When patients aren’t turned/repositioned periodically in their beds, they may develop bed sores. These sores are a symptom of a lack of hygiene and abrasive bed sheets, which can wear away skin and allow for the growth of bacteria. The more the skin wears away and the more bacteria grows, the greater the chance of bed sores becoming infected. Bed sores can be fatal if left untreated. If a relative of yours is in a nursing home and complains of sores, this is red flag that they aren’t getting the essential care they require from the staff.
Since many elders are debilitated or bedridden, it’s up to the staff to make sure they are hydrated. The more a patient is dehydrated, the weaker they become, leaving them prone to infections and viruses that are pervasive in nursing home environments.

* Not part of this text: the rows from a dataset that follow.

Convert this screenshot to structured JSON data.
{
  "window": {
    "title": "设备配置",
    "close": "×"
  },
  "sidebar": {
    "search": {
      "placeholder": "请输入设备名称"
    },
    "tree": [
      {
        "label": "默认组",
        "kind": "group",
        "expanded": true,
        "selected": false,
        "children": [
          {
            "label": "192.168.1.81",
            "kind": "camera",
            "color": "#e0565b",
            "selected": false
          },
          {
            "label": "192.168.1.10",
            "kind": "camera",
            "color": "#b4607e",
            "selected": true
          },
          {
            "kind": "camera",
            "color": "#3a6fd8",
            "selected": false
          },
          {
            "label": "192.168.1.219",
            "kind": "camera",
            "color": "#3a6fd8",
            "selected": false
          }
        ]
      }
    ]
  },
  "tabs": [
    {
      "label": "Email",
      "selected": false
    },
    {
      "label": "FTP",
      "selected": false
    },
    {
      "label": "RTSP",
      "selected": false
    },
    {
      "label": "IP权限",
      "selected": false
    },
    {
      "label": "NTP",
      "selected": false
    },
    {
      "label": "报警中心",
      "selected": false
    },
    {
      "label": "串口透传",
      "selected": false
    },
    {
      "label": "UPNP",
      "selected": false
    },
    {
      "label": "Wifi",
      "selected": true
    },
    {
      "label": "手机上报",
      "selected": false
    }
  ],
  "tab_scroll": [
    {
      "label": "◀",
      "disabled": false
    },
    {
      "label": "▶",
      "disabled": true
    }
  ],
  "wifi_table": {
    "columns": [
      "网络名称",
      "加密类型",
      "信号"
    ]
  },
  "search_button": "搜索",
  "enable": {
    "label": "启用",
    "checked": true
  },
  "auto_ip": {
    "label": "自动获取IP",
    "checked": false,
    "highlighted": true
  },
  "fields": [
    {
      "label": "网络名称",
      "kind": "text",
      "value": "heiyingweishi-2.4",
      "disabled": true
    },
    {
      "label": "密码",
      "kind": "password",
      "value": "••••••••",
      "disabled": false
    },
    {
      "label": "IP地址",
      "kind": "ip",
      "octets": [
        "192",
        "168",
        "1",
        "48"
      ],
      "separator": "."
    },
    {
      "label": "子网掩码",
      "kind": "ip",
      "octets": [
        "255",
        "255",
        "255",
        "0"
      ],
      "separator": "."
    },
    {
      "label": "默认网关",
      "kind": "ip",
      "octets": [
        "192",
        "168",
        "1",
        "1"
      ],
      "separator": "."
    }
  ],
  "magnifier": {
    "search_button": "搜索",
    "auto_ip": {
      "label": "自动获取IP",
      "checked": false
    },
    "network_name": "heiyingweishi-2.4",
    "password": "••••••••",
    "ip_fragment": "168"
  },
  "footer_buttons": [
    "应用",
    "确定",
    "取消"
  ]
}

Malnutrition can do the same. Malnutrition can occur in a patient when he or she receives only foods with little-to-no essential nutrients or not enough food in general. They may have dental problems or trouble swallowing, making it difficult to eat. It’s the job of the nursing home’s staff to recognize when a patient is not eating food. If you recognize that a relative in a nursing home significantly drops weight, gains weight, or is often sickly or weak, this may be a sign of dehydration or malnutrition.
Elders often have difficulty standing and walking without assistance. They may need to go to the bathroom, and without proper assistance, they may try to go alone, resulting in a fall. Spilled liquids are also a common cause of slips or falls. If you have a relative in a nursing home who has slipped or fallen, this could be nursing home neglect.
Sometimes, it’s necessary for a nursing home’s staff to restrain a patient for their own safety and wellbeing. For example, debilitated patients may try to get up and walk, which could lead to a bad fall. Patients with dementia may wander off the premises, which could lead to a seriously dangerous situation.
Usually, restraints in a nursing home include vests, belts, wheelchairs, tightly tucked sheets/blankets, and tipped chairs. But these restraints are only to be used for the safety of the patient (which is the law). Unfortunately, these restraints may be misused by hospital staff. Staff members may restrain patients solely because they don’t want the bother of assisting them in moving around. Sometimes, when a nursing home is inadequately staffed, staff members might restrain a set of patients so they can assist other patients. This is nursing home abuse.
It’s absolutely horrifying to believe, but lazy, uncaring or malicious staff members may use violence as a means of subduing a patient as opposed to tending to a patient’s cries for help or striking them to so they fear asking for help. Some staff members also use violence as a means of punishment. Sexual abuse, as difficult as it is to fathom, but it does happen.
Nursing homes are subject to medical malpractice. They provide medical care and allow outside physicians to provide care. Denial of a patient’s medications, incorrect dosing of medication, failure to provide medical tests and examinations when necessary, misdiagnosis and failure to diagnose a medical illness are all forms of medical malpractice.
All of these could very well be signs of nursing home neglect or abuse.